Travel

Just back: Coachella weekend in Palm Springs

It seemed like every desirable hotel in the Palm Springs vicinity was booked to the rafters the second weekend in April. Extras weren’t easily found, either. Two Bunch Palms in Desert Hot Springs said we could take one of their famous couples’ mud baths and have dinner on Thursday but asked us to avoid the weekend, which would be “a very different experience from what Two Bunch Palms usually offers: tranquility, serenity and complete relaxation,” an e-mail informed.
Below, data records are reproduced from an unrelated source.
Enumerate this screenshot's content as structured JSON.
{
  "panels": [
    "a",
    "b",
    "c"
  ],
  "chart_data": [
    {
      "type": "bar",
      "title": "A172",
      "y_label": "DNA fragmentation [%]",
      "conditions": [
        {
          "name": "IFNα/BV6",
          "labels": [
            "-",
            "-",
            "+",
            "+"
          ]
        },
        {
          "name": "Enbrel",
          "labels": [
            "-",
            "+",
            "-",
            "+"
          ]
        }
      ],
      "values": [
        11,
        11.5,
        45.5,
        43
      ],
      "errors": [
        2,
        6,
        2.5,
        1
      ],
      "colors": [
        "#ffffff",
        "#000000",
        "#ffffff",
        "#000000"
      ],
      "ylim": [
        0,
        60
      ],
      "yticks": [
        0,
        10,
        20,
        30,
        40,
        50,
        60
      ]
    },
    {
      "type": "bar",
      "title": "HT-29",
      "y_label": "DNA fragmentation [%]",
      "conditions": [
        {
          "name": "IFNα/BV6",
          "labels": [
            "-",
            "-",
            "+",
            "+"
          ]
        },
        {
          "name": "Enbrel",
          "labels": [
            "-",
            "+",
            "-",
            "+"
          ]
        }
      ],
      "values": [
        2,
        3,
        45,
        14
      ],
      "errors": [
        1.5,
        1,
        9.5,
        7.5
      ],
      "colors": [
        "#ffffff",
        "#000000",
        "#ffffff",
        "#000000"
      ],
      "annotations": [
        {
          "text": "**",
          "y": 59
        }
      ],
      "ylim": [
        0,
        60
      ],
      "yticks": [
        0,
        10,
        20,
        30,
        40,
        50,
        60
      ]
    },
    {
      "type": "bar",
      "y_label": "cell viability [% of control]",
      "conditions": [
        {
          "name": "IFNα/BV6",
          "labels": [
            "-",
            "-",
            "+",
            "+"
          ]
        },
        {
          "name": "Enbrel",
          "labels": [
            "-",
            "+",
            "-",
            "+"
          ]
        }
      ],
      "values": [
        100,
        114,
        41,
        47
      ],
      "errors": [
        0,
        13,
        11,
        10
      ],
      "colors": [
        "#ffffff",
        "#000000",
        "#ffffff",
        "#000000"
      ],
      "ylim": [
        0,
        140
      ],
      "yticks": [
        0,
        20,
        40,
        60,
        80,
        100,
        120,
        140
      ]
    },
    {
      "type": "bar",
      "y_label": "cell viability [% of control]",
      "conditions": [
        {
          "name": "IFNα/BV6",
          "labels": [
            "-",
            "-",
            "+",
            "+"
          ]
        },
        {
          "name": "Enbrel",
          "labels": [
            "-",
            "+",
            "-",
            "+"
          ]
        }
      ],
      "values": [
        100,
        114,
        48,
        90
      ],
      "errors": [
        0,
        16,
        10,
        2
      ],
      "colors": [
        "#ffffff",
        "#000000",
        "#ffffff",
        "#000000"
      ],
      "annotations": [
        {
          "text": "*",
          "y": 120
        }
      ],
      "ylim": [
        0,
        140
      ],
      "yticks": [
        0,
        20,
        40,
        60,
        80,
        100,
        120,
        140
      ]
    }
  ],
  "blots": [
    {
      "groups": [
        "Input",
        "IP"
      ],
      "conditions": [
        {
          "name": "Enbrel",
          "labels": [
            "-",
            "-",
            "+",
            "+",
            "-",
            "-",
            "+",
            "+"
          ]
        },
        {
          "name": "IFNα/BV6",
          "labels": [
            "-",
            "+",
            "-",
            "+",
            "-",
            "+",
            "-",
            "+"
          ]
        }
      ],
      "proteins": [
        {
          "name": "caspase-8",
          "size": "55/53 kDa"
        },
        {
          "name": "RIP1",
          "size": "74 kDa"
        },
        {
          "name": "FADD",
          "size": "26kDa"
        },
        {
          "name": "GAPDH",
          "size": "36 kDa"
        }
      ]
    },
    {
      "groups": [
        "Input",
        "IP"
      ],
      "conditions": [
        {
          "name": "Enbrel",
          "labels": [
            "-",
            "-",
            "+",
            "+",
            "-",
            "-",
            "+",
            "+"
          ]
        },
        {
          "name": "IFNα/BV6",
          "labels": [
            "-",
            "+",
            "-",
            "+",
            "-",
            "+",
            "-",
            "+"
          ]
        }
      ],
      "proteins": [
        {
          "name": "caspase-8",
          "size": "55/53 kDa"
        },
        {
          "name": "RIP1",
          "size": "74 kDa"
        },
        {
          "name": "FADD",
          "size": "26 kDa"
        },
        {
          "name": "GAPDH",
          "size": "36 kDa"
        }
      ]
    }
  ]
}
When we’d booked our long weekend back in January, we hadn’t understood. But it didn’t take long to figure out the issue was the annual Coachella music festival. Luckily for Frank Sinatra, Bob Hope, Dinah Shore and Gene Autry, they’re all dead — though they might have been haunting the local streets named for them, boggled by the passing parade of beautiful, barely dressed, latter-day flower children, as well as those who just came to party, teetering on silly substances and 5-inch platforms. “I don’t know how she got to her room last night,” a valet muttered at the posh Parker Palm Springs as one unsteady rich girl lurched by at 11 a.m. in full makeup, Jackie O sunglasses and skimpy hot pants. I wondered what made him think she did.
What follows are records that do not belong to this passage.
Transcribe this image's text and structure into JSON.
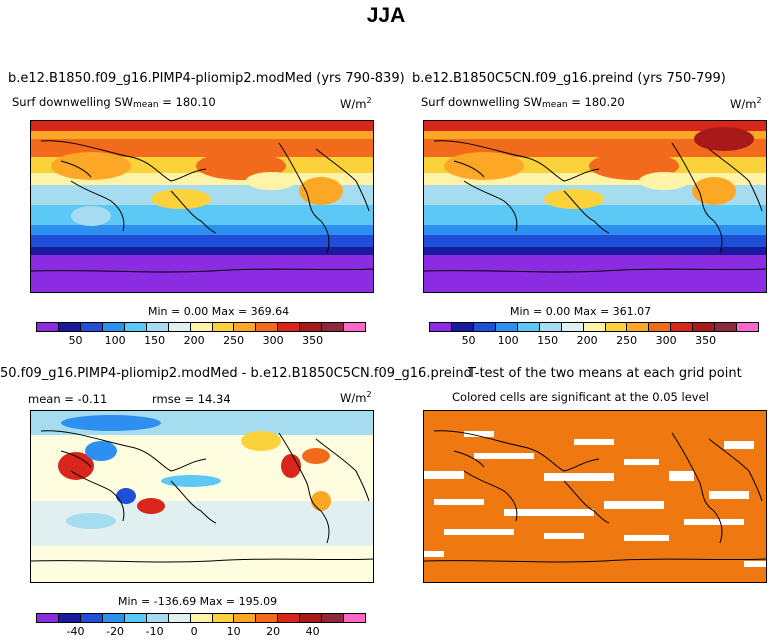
{
  "figure_title": "JJA",
  "panels": [
    {
      "title": "b.e12.B1850.f09_g16.PIMP4-pliomip2.modMed (yrs 790-839)",
      "subtitle": "Surf downwelling SW",
      "mean_label": "mean",
      "mean_value": "= 180.10",
      "units": "W/m",
      "units_exp": "2",
      "stats": "Min =    0.00 Max = 369.64"
    },
    {
      "title": "b.e12.B1850C5CN.f09_g16.preind (yrs 750-799)",
      "subtitle": "Surf downwelling SW",
      "mean_label": "mean",
      "mean_value": "= 180.20",
      "units": "W/m",
      "units_exp": "2",
      "stats": "Min =    0.00 Max = 361.07"
    },
    {
      "title": "50.f09_g16.PIMP4-pliomip2.modMed - b.e12.B1850C5CN.f09_g16.preind",
      "mean_text": "mean = -0.11",
      "rmse_text": "rmse = 14.34",
      "units": "W/m",
      "units_exp": "2",
      "stats": "Min = -136.69 Max = 195.09"
    },
    {
      "title": "T-test of the two means at each grid point",
      "subtitle": "Colored cells are significant at the 0.05 level"
    }
  ],
  "chart_data": [
    {
      "type": "heatmap",
      "title": "b.e12.B1850.f09_g16.PIMP4-pliomip2.modMed (yrs 790-839)",
      "variable": "Surf downwelling SW",
      "units": "W/m2",
      "mean": 180.1,
      "min": 0.0,
      "max": 369.64,
      "colorbar_ticks": [
        "50",
        "100",
        "150",
        "200",
        "250",
        "300",
        "350"
      ],
      "colorbar_colors": [
        "#8b2be2",
        "#1a1a9e",
        "#1f4fd6",
        "#2d8ff0",
        "#5bc8f5",
        "#a6dcef",
        "#e0f0f0",
        "#fff3a8",
        "#fcd23a",
        "#fca726",
        "#f26b1d",
        "#d9261c",
        "#a81a1a",
        "#8a2a3a",
        "#ff66cc"
      ]
    },
    {
      "type": "heatmap",
      "title": "b.e12.B1850C5CN.f09_g16.preind (yrs 750-799)",
      "variable": "Surf downwelling SW",
      "units": "W/m2",
      "mean": 180.2,
      "min": 0.0,
      "max": 361.07,
      "colorbar_ticks": [
        "50",
        "100",
        "150",
        "200",
        "250",
        "300",
        "350"
      ],
      "colorbar_colors": [
        "#8b2be2",
        "#1a1a9e",
        "#1f4fd6",
        "#2d8ff0",
        "#5bc8f5",
        "#a6dcef",
        "#e0f0f0",
        "#fff3a8",
        "#fcd23a",
        "#fca726",
        "#f26b1d",
        "#d9261c",
        "#a81a1a",
        "#8a2a3a",
        "#ff66cc"
      ]
    },
    {
      "type": "heatmap",
      "title": "50.f09_g16.PIMP4-pliomip2.modMed - b.e12.B1850C5CN.f09_g16.preind",
      "units": "W/m2",
      "mean": -0.11,
      "rmse": 14.34,
      "min": -136.69,
      "max": 195.09,
      "colorbar_ticks": [
        "-40",
        "-20",
        "-10",
        "0",
        "10",
        "20",
        "40"
      ],
      "colorbar_colors": [
        "#8b2be2",
        "#1a1a9e",
        "#1f4fd6",
        "#2d8ff0",
        "#5bc8f5",
        "#a6dcef",
        "#e0f0f0",
        "#fff3a8",
        "#fcd23a",
        "#fca726",
        "#f26b1d",
        "#d9261c",
        "#a81a1a",
        "#8a2a3a",
        "#ff66cc"
      ]
    },
    {
      "type": "heatmap",
      "title": "T-test of the two means at each grid point",
      "note": "Colored cells are significant at the 0.05 level",
      "significant_color": "#f07810",
      "insignificant_color": "#ffffff"
    }
  ]
}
We’d come for tranquility and relaxation — and found some, fortunately, at Hope Springs, a sublime, not-for-everyone, adults-only, refurbished Mid-Century Modern motel with 10 chic-simple rooms arrayed around three pools fed by geothermal hot springs — one hot, one warm, one tepid and big enough to swim in. It’s so off the radar, it’s marked only by a sign for Cactus Springs, a previous incarnation. So mostly, we lolled in the waters that gave Desert Hot Springs its name before it gained a different sort of fame as an American capital of crystal meth and the charmers who make and consume it. But we also got Coachella wristbands on the theory that if God hands you rock, roll with it.

Half the other guests at Hope Springs were there for the festival, which expanded to two consecutive April weekends this year. But all seemed intent on chilling, as well, so mornings were spent lolling in desert sun and hot pools, watching the resident hummingbird and discussing which bands were awesome, and which of the ancillary parties might be worth attending.

The all-weekend do at Two Bunch (previewed by Page Six) was hosted by children of the new owners from LA, who plan a slow, rolling renovation, but promise not to alter those mud baths or the equally renowned spring-fed grotto, where signs warn to speak only in whispers. On the 50 weekends a year when the place isn’t decorated with blow-up sex dolls and tattooed, beer-swilling club kids, that is.

Alternating between Coachella and its crowd, and places they seemed unlikely to go, we lunched al fresco one day at the poolside Citron at Viceroy (formerly the Estrella Inn, a Hollywood-crowd hang whose name remains on the hotel spa). We also breakfasted outdoors at Norma’s and ate a sublime classic French dinner in the dark, clubby Mr. Parker’s, both at the art-filled Parker, formerly owned by Autry and then Merv Griffin. Both hotels have luxuriant gardens and impeccably kept grounds.

Another night, we went funky at Rio Azul, a Palm Springs Mexican joint where the margaritas were as big as the check was small. Our waitress, who lives in nearby Indio, home of the festival, was clearly ready for the Coachella crowd to go away. “But it’s good for business, I guess,” she allowed. Good, too, as a reminder of the allure of tranquility, serenity and complete relaxation.